Of the federal funding that has been released, the hospitality industry has not received much, he said. He works for Ehrhardt Hospitality, which has hotels scattered throughout Missouri and Illinois.
“In Illinois we are blessed,” he said. “Their state has been distributing funds from the disaster recovery fund to hotels for almost a year. Missouri just hasn’t done that.
Things are starting to improve, but there are still hurdles on this path, he said.
For example, property taxes are due by the end of the year, and a reduction in property taxes could be good for hotels right now, he said.
“Property taxes on hotels are a hell of a lot of money,” he said.
Property taxes are collected by the city, county and school district. For Jefferson City hotels, the combined tax rate for 2020 is $ 6.67 per $ 100 of assessed value. For example, if the assessed value of a property is $ 1,117,920, the property tax bill would be $ 74,557.44.

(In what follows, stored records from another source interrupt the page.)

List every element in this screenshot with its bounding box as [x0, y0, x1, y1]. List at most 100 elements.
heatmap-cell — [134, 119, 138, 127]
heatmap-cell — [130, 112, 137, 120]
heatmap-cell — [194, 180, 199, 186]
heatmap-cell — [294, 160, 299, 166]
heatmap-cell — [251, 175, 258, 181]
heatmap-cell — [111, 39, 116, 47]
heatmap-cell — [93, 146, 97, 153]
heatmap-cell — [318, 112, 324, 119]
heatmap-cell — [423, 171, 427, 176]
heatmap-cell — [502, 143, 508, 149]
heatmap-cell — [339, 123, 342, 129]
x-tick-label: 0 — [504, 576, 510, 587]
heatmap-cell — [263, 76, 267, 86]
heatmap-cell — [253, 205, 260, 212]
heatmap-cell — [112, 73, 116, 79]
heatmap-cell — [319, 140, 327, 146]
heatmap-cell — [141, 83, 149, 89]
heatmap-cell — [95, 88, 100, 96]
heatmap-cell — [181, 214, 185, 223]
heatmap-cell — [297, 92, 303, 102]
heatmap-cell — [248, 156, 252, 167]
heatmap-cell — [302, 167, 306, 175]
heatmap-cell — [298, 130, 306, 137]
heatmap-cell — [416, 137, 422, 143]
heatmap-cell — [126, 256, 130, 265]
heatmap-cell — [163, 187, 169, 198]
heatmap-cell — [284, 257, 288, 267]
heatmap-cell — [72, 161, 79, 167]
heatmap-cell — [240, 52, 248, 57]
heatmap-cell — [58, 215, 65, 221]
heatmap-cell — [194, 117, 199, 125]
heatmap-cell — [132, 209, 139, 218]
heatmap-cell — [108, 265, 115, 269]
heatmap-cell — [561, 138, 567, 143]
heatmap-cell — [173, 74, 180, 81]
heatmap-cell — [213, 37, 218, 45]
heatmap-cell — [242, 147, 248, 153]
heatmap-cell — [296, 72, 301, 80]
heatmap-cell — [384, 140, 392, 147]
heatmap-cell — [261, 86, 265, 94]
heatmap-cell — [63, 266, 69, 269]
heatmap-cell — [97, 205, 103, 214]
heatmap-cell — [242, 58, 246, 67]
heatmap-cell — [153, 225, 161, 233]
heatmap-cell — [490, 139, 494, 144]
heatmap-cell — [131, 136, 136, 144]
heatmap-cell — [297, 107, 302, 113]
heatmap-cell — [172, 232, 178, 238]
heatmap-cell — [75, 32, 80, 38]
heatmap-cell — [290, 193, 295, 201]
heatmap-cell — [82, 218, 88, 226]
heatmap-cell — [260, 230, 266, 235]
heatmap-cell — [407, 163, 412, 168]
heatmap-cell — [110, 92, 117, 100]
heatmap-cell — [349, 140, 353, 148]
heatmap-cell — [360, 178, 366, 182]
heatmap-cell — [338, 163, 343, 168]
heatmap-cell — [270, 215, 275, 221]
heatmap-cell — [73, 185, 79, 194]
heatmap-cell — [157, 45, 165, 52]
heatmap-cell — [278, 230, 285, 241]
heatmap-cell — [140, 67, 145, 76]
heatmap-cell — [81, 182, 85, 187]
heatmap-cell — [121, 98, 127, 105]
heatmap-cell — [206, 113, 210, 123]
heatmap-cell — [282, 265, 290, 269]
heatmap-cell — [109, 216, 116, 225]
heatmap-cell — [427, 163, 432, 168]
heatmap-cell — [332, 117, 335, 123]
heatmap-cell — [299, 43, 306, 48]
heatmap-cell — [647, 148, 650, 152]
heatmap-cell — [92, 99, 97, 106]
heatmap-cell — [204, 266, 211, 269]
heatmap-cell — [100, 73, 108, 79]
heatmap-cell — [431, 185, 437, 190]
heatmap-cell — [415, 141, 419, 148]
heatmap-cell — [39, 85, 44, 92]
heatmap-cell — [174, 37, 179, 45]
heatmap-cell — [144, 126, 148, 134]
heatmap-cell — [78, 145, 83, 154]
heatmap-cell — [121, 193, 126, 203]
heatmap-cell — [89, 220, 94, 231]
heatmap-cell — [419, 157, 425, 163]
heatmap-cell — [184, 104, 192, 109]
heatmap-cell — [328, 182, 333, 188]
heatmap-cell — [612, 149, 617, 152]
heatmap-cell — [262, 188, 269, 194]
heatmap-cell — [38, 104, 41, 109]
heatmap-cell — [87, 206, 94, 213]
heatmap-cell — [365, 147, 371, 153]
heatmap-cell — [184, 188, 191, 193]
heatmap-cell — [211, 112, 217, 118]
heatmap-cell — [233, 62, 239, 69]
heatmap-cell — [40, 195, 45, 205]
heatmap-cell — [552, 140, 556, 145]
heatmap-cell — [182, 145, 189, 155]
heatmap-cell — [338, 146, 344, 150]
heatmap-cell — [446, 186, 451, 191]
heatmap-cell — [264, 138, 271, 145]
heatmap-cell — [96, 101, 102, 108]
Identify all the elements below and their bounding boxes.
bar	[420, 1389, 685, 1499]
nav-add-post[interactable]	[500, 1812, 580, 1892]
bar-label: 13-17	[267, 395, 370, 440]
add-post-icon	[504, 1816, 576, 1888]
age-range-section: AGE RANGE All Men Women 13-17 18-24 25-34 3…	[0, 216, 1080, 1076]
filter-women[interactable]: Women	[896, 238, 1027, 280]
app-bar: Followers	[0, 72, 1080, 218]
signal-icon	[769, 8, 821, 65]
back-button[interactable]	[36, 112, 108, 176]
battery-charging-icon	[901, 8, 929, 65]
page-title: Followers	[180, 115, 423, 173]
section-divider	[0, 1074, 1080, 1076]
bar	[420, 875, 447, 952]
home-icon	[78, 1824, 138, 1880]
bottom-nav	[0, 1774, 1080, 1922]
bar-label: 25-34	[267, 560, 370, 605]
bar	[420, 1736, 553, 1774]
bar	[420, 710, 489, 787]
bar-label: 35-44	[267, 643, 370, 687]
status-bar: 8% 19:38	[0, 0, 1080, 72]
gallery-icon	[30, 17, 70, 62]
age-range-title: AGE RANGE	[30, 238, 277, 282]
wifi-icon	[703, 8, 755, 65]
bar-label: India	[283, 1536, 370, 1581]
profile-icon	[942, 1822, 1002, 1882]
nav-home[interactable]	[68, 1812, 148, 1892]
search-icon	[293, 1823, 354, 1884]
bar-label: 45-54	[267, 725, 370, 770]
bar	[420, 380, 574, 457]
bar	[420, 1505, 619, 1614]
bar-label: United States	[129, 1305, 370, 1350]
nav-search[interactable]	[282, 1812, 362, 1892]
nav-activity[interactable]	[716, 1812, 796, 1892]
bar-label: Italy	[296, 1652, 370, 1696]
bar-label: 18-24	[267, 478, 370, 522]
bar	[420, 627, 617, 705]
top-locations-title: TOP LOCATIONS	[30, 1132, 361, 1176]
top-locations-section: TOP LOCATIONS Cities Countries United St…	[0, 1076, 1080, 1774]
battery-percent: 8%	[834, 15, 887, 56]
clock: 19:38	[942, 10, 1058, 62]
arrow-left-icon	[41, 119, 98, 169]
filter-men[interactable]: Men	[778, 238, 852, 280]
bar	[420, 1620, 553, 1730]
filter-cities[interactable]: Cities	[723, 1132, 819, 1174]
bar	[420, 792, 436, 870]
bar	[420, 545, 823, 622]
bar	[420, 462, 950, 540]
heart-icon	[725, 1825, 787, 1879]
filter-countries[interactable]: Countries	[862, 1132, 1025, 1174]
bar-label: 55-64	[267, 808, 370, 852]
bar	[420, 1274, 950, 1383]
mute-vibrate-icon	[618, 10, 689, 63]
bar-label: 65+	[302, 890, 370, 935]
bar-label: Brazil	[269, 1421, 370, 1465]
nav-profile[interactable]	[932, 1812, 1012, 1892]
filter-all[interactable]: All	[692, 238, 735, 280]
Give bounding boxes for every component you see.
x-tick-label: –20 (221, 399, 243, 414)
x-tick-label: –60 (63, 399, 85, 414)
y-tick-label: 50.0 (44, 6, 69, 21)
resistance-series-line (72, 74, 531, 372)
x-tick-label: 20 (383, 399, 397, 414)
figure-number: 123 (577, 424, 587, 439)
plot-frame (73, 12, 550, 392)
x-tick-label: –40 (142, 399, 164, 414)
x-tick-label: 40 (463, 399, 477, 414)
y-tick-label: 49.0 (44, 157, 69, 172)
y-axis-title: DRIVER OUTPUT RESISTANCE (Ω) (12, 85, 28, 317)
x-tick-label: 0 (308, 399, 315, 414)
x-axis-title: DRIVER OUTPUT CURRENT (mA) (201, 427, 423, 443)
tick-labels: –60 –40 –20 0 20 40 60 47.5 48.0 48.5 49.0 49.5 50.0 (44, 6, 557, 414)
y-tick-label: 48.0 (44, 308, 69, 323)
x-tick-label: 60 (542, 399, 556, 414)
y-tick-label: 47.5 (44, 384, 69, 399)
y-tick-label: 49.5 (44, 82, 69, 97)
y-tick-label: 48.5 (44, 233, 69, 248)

“Any one-off property tax rebates they could offer to hotels would definitely be welcome,” Propes said. “That would definitely reduce the bottom line as to what it will take for a hotel to continue to survive. “
Upward or downward trend?
Looking at the occupancy rate and average daily rates in the area, there are signs of improvement for tourism.
Both hosting statistics work like supply and demand, Gillespie said. When demand is high, the average daily rate (ADR) will be high, she said.
While the ADR for Jefferson City, Columbia and the Lake of the Ozarks is higher in 2021 than in 2020, Jefferson City has made larger gains than the other two.
Year-to-date for 2021, Jefferson City’s ADR is $ 90.96, up from $ 82.26 in August 2020. Meanwhile, Columbia’s rate is $ 83.39 so far this year and $ 76.85 around the same time last year. Lake of the Ozarks is $ 122 compared to $ 116 at the same time last year.
“I am happy to see that our ADR is heading in the right direction. It’s a big plus for us, ”said Gillespie.
But Propes said he feared ADR was still weak.
“When I look and see the percentage of rooms sold and see the price they are being sold for, I just don’t know everyone is doing it,” he said. “Thank you to them if they had savings and burned them, if they took the money (Paycheck Protection Program) to help pay their employees. “
Gillespie acknowledged that there was still a lot in the air as people bounced back on whether to host conventions in person.
“I’ve spoken to a few different association directors here in this city over the past two weeks and one has its event in October, and their numbers are on the rise,” she said. “Then I spoke to another of our members who had a conference, and they weren’t at 50%. “
But Gillespie suggested that more tourism return to Jefferson City.
“We will continue with sporting events,” she said. “We have a strong group of events happening in our community. I think you’ll start to see some conventions come back. We will see how the legislative session unfolds.
When it comes to actually seeing visitors, Propes said, it depends on people’s changing mindsets.
“When people’s mindsets change – things are safe and clean – the more I think things will get back to normal,” he said.